Like Bitcoin (BTC), XRP hasn’t had the best past 48 hours. The cryptocurrency has collapsed to $0.233 as of the time of writing this article, posting a strong loss on the week, much like many other altcoins.
Due to this drop, many analysts have begun to reevaluate their thoughts on the short-term to medium-term future of cryptocurrency prices. And according to one popular trader on TradingView, the recent drop has shown to him that things may soon get dicey for XRP, now the third-largest cryptocurrency by market capitalization.
In a recent TradingView post, the analyst, who goes by Magic, noted firstly that XRP has lost the support of an uptrend channel it has been situated in for a majority of its history as a tradable asset. That’s not all, the 50-week and 200-week moving averages have purportedly been lost as well, all while the price has formed lower highs and lower lows, signaling a bear market trend.
He thus noted that as the Relative Strength Index of XRP has never been in the severely oversold region, the cryptocurrency could easily begin to sell off in the coming months, and may fall to $0.15 — 35% lower than the current price of $0.233:
On the weekly RSI, we can see that the strength is flirting with the downside right now.
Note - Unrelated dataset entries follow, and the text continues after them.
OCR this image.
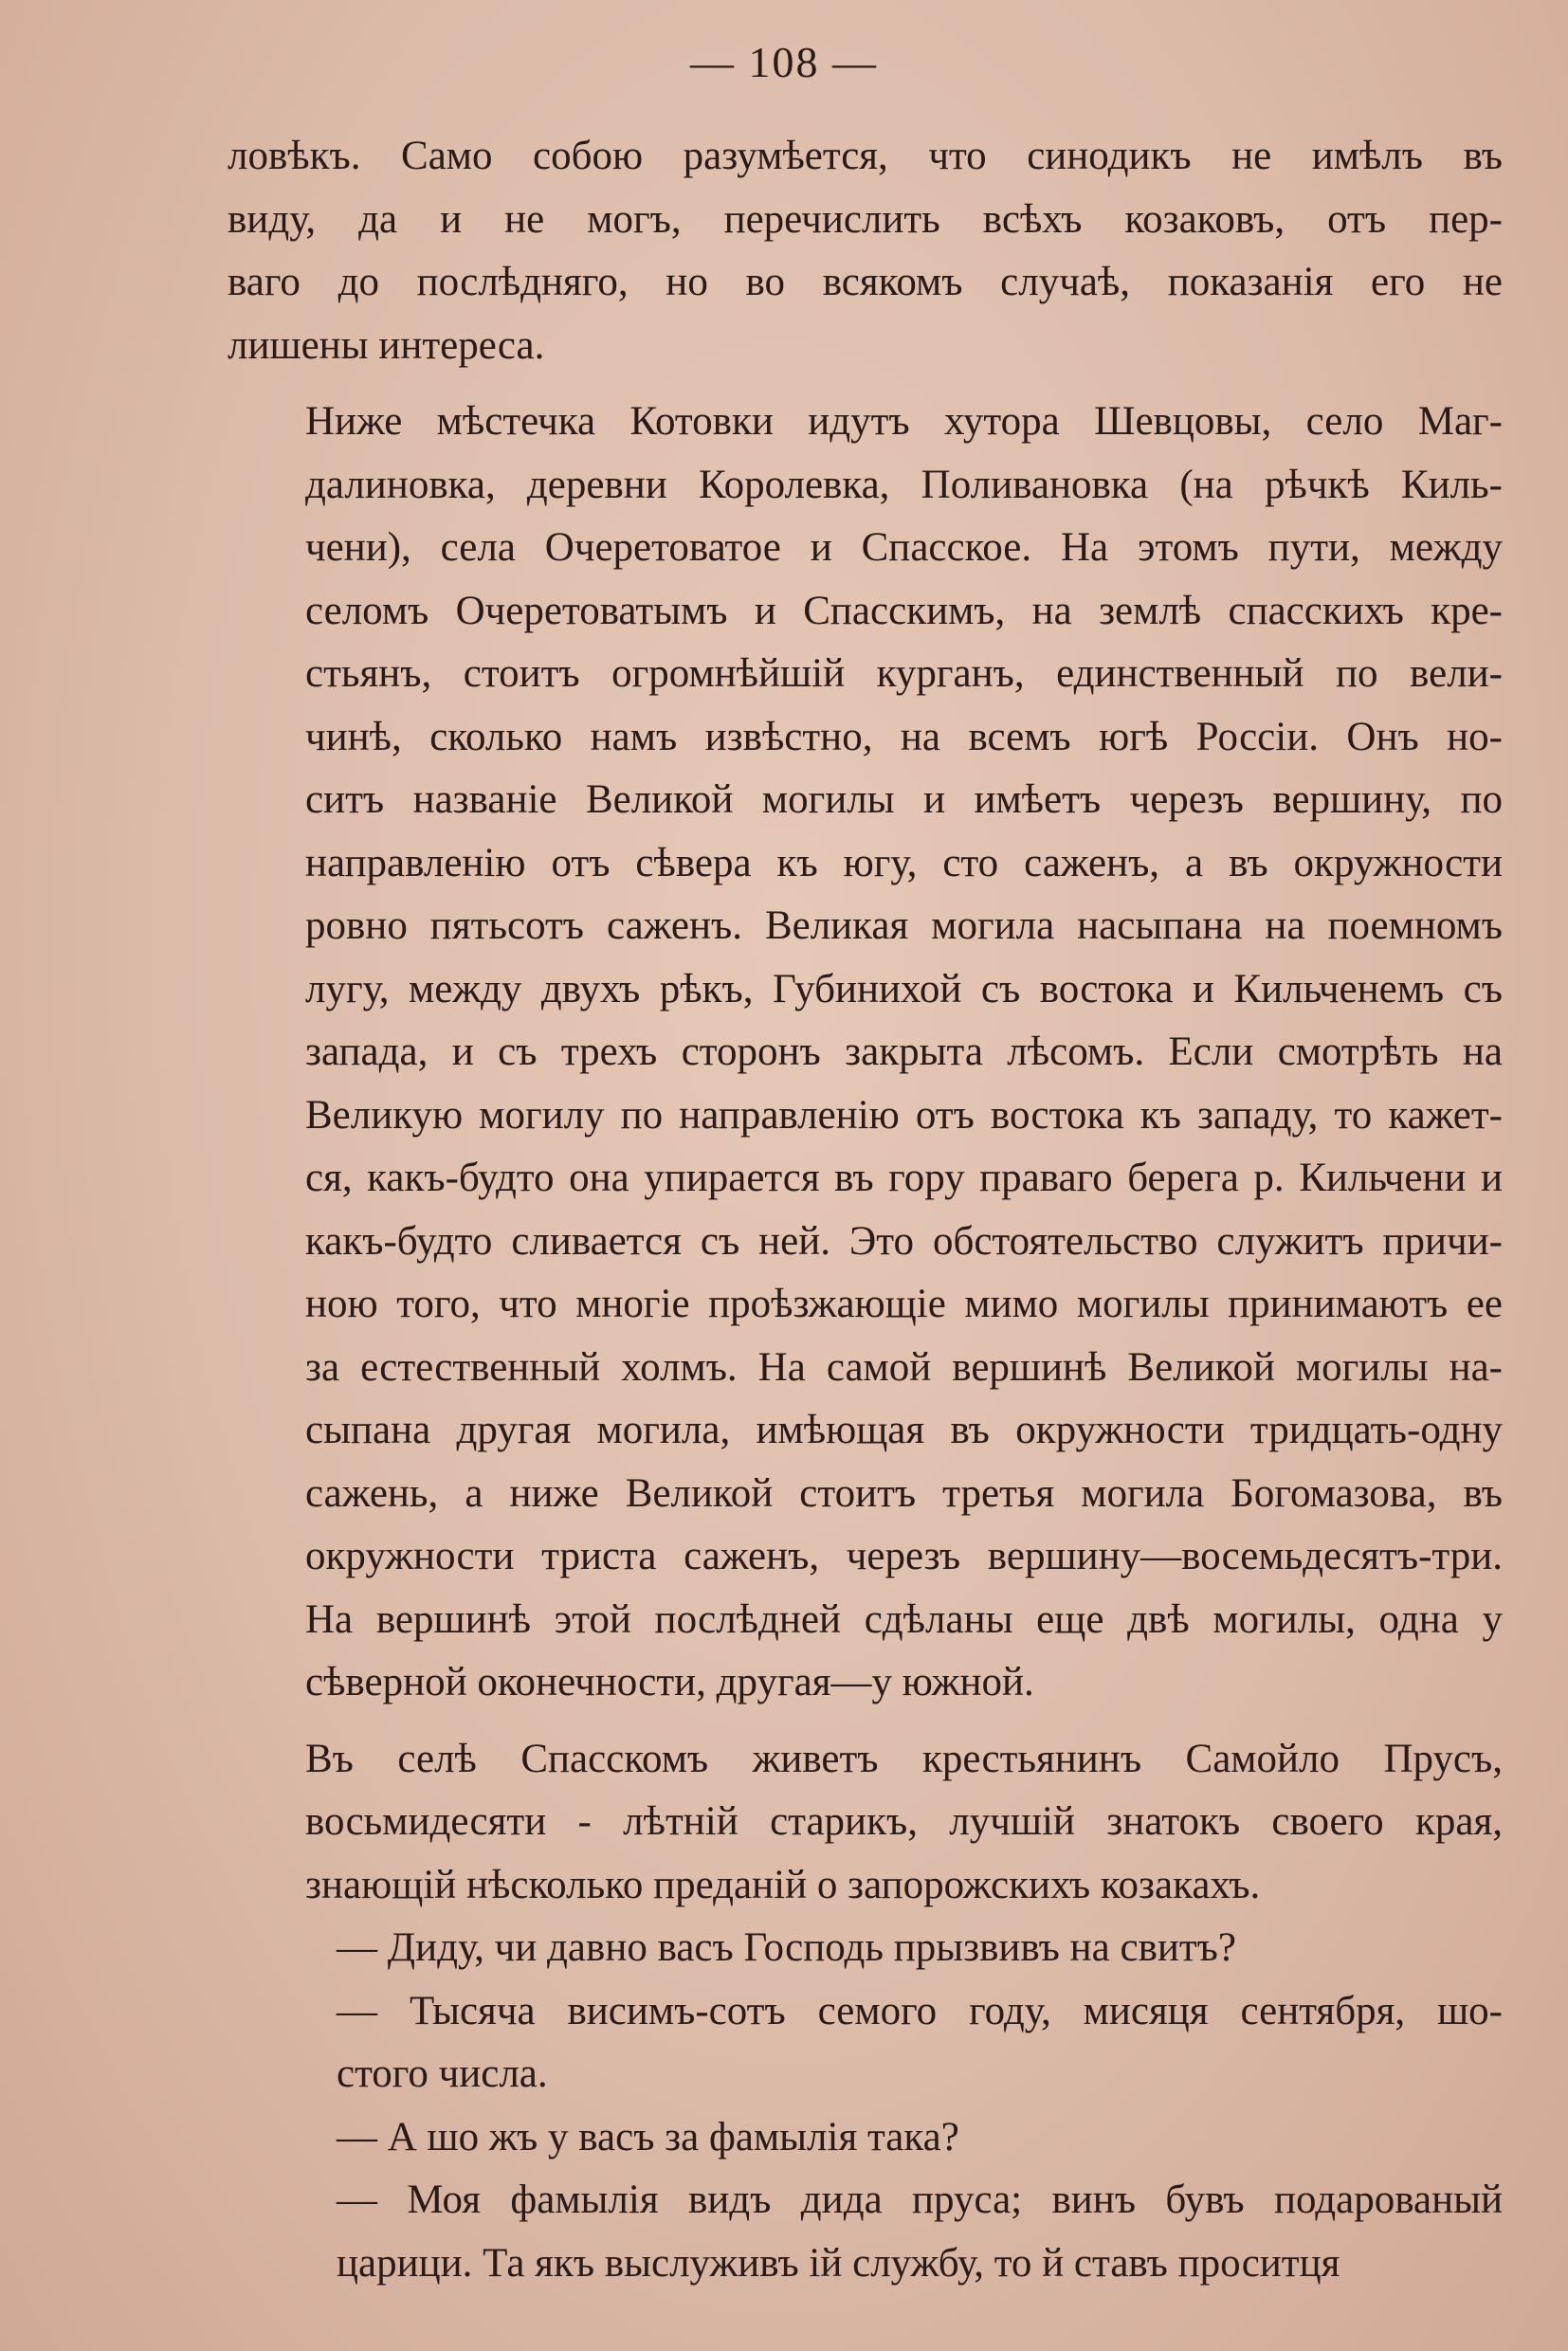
— 108 —

ловѣкъ. Само собою разумѣется, что синодикъ не имѣлъ въ
виду, да и не могъ, перечислить всѣхъ козаковъ, отъ пер-
ваго до послѣдняго, но во всякомъ случаѣ, показанія его не
лишены интереса.

Ниже мѣстечка Котовки идутъ хутора Шевцовы, село Маг-
далиновка, деревни Королевка, Поливановка (на рѣчкѣ Киль-
чени), села Очеретоватое и Спасское. На этомъ пути, между
селомъ Очеретоватымъ и Спасскимъ, на землѣ спасскихъ кре-
стьянъ, стоитъ огромнѣйшій курганъ, единственный по вели-
чинѣ, сколько намъ извѣстно, на всемъ югѣ Россіи. Онъ но-
ситъ названіе Великой могилы и имѣетъ черезъ вершину, по
направленію отъ сѣвера къ югу, сто саженъ, а въ окружности
ровно пятьсотъ саженъ. Великая могила насыпана на поемномъ
лугу, между двухъ рѣкъ, Губинихой съ востока и Кильченемъ съ
запада, и съ трехъ сторонъ закрыта лѣсомъ. Если смотрѣть на
Великую могилу по направленію отъ востока къ западу, то кажет-
ся, какъ-будто она упирается въ гору праваго берега р. Кильчени и
какъ-будто сливается съ ней. Это обстоятельство служитъ причи-
ною того, что многіе проѣзжающіе мимо могилы принимаютъ ее
за естественный холмъ. На самой вершинѣ Великой могилы на-
сыпана другая могила, имѣющая въ окружности тридцать-одну
сажень, а ниже Великой стоитъ третья могила Богомазова, въ
окружности триста саженъ, черезъ вершину—восемьдесятъ-три.
На вершинѣ этой послѣдней сдѣланы еще двѣ могилы, одна у
сѣверной оконечности, другая—у южной.

Въ селѣ Спасскомъ живетъ крестьянинъ Самойло Прусъ,
восьмидесяти - лѣтній старикъ, лучшій знатокъ своего края,
знающій нѣсколько преданій о запорожскихъ козакахъ.

— Диду, чи давно васъ Господь прызвивъ на свитъ?

— Тысяча висимъ-сотъ семого году, мисяця сентября, шо-
стого числа.

— А шо жъ у васъ за фамылія така?

— Моя фамылія видъ дида пруса; винъ бувъ подарованый
царици. Та якъ выслуживъ ій службу, то й ставъ проситця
One thing that is very noteworthy here, is that price has been severely overbought, but it has never been severely oversold. Considering the consistently overwhelming technical weakness, XRP may soon find itself in the “severely oversold” section of the weekly RSI — where it’s actually GOOD to be a buyer. Choose your moves wisely.
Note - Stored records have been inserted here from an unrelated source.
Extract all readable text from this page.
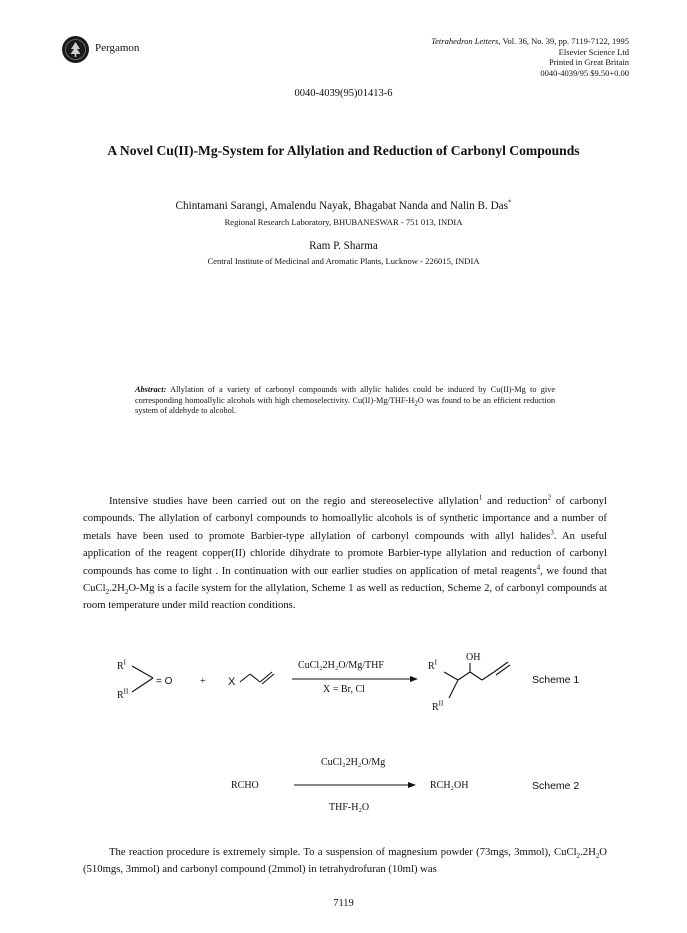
Pergamon
Tetrahedron Letters, Vol. 36, No. 39, pp. 7119-7122, 1995
Elsevier Science Ltd
Printed in Great Britain
0040-4039/95 $9.50+0.00
0040-4039(95)01413-6
A Novel Cu(II)-Mg-System for Allylation and Reduction of Carbonyl Compounds
Chintamani Sarangi, Amalendu Nayak, Bhagabat Nanda and Nalin B. Das*
Regional Research Laboratory, BHUBANESWAR - 751 013, INDIA
Ram P. Sharma
Central Institute of Medicinal and Aromatic Plants, Lucknow - 226015, INDIA
Abstract: Allylation of a variety of carbonyl compounds with allylic halides could be induced by Cu(II)-Mg to give corresponding homoallylic alcohols with high chemoselectivity. $Cu(II)-Mg/THF-H_2O$ was found to be an efficient reduction system of aldehyde to alcohol.

Intensive studies have been carried out on the regio and stereoselective allylation$^1$ and reduction$^2$ of carbonyl compounds. The allylation of carbonyl compounds to homoallylic alcohols is of synthetic importance and a number of metals have been used to promote Barbier-type allylation of carbonyl compounds with allyl halides$^3$. An useful application of the reagent copper(II) chloride dihydrate to promote Barbier-type allylation and reduction of carbonyl compounds has come to light . In continuation with our earlier studies on application of metal reagents$^4$, we found that $CuCl_2.2H_2O-Mg$ is a facile system for the allylation, Scheme 1 as well as reduction, Scheme 2, of carbonyl compounds at room temperature under mild reaction conditions.

$R^I$
$R^{II}$
= O	+ X
CuCl₂2H₂O/Mg/THF
X = Br, Cl
$R^I$	OH
$R^{II}$
Scheme 1
CuCl₂2H₂O/Mg
RCHO	RCH₂OH	Scheme 2
THF-H₂O

The reaction procedure is extremely simple. To a suspension of magnesium powder (73mgs, 3mmol), $CuCl_2.2H_2O$ (510mgs, 3mmol) and carbonyl compound (2mmol) in tetrahydrofuran (10ml) was

7119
While traders like Magic believe XRP isn’t looking too hot in terms of charts and prices, the cryptocurrency’s fundamentals seem to be strong, and maybe even stronger than ever by some standards. Per previous reports from Ethereum World News, Mercury FX, a payments firm that uses Ripple’s technologies and XRP through them, has seen its business due quite well because of said technology. Specifically, Ripple’s On-Demand Liquidity product, which leverages XRP to act as a bridge between global currencies, allowed the firm to settle transactions in a way that was cheaper and faster than traditional means. He said:
“Mexico had never been economically viable for settling payments because the cost advantage was not there… With RippleNet, we made that payment in seconds and the price dropped from U.S. $50 to about U.S. $2. The trial with the orphanage was so successful, we were soon facilitating payments for a U.K. business that imports Mexican food.”